Dampak yang terjadi dalam kehidupan masyarakat Donggo terhadap kehidupan social masyarakat Donggo dan Kabupaten Bima adalah sebagai berikut :
1.      Kehidupan masyarakat donggo dalam social kemasyarakat cukup baik, dimana dalam hubungan dengan antar sesama warga masyarakat Kecamatan dengan warga masyarakat pendatang luar Kecamatan cukup harmonis.
2.      Masyarakat Donggo masih memegang aturan dan adat istiadat lama, dimana setiap persoalan dan permasalahan yang timbul baik dari luar masyarakat maupun di dalam kehidupsn masyarakat tersebut akan di selesaikan sesuai dengan aturan yang berlaku dan sesuai dengan hukum adat yang berlaku bagi warga masyarakat Donggo.
3.      Warga masyarakat menjunjung tinggi nilai kebersamaan, persahabatan, dan kekeluargaan dalam pergaulan sehari-hari, disamping itu juga masyarakat di bimbing untuk menghargai dan menghormati orang tua dan orang lain.
4.      Sistim kekeluargaan masih di pegang teguh oleh masyarakat donggo, karena setiap persoalan dan aturan yang dikeluarkan oleh pemerintah Kecamatan dan Kabupaten Bima di selesaikan dengan kekeluargaan, jika hal tersebut masih belum bisa di selesaikan dengan kekeluargaan baru akan dip roses melalui hokum dan aturan yang ada.
B.     Bidang Budaya
Masyarakat Kecamatan Donggo adalah masyarakat yang mau menghargai budayanya, mungkin itu adalah istilah yang tepat untuk menggambarkan begitu beragamnya budaya masyarakat Kabupaten Bima mulai dari Kota Bima sampai ke Kabupaten Bima dan Kabupaten Dompu. Bermacam-macam suku, bahasa, adat, membuat masyarakat Kabupaten Bima menjadi salah satu daya tarik dan merupakan Kabupaten  yang paling kaya dipandang dari budayanya. Secara matematis kita tidak dapat menghitung betapa melimpahnya kekayaan budaya Kabupaten Bima.

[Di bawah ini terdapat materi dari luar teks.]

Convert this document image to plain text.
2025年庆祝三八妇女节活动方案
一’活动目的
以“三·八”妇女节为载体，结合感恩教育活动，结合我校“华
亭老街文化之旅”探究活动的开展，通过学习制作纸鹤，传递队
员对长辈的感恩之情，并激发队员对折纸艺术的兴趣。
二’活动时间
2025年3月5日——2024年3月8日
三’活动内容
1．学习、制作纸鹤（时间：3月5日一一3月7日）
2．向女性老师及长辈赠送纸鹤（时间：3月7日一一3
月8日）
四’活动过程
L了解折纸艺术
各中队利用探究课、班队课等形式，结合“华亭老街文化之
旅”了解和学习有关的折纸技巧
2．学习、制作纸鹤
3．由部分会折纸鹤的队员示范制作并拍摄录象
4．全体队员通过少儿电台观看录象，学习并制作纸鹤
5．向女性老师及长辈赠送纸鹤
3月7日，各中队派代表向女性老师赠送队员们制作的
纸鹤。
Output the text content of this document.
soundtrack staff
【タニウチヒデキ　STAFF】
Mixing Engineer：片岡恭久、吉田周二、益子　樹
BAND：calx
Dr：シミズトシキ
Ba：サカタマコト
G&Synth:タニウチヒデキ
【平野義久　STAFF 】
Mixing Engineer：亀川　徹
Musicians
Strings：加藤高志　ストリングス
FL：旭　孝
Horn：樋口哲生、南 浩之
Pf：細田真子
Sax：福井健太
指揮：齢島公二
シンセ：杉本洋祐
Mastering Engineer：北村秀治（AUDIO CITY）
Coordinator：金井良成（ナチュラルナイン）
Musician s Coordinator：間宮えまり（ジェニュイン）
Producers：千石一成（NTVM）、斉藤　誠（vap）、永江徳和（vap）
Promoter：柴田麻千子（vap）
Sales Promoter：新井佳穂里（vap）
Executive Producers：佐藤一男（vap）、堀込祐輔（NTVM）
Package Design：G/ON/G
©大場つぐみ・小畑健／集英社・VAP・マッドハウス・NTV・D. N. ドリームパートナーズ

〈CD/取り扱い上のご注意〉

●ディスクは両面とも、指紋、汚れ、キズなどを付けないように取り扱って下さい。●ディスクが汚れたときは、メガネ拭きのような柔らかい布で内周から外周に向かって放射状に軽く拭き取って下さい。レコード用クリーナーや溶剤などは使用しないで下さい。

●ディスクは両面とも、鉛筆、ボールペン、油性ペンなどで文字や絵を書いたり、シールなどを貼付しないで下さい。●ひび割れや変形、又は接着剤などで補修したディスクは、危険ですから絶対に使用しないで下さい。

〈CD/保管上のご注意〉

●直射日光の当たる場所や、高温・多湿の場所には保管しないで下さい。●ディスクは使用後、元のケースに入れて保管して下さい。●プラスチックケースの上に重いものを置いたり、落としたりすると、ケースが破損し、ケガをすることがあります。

Dipandang dari adatnya ke-Timuran-nya maka Kecamatan Donggo sangat berbeda dengan daerah yang ada di Kabupaten Bima lainnya, rata – rata masyarakat Donggo sangat menjunjung tinggi nilai – nilai budayanya sendiri sebagai aset untuk melestarikan daerah dan budayanya secara turun – temurun. Nilai – nilai budaya yang secara turun – temurun yang dimaksud adalah Sopan, Santun, Taat, Menghormati, Menghargai, Menjunjung Tinggi Adat, Tata Krama Pergaulan, dan lainnya yang menjadi ciri khas orang Kecamatan Donggo.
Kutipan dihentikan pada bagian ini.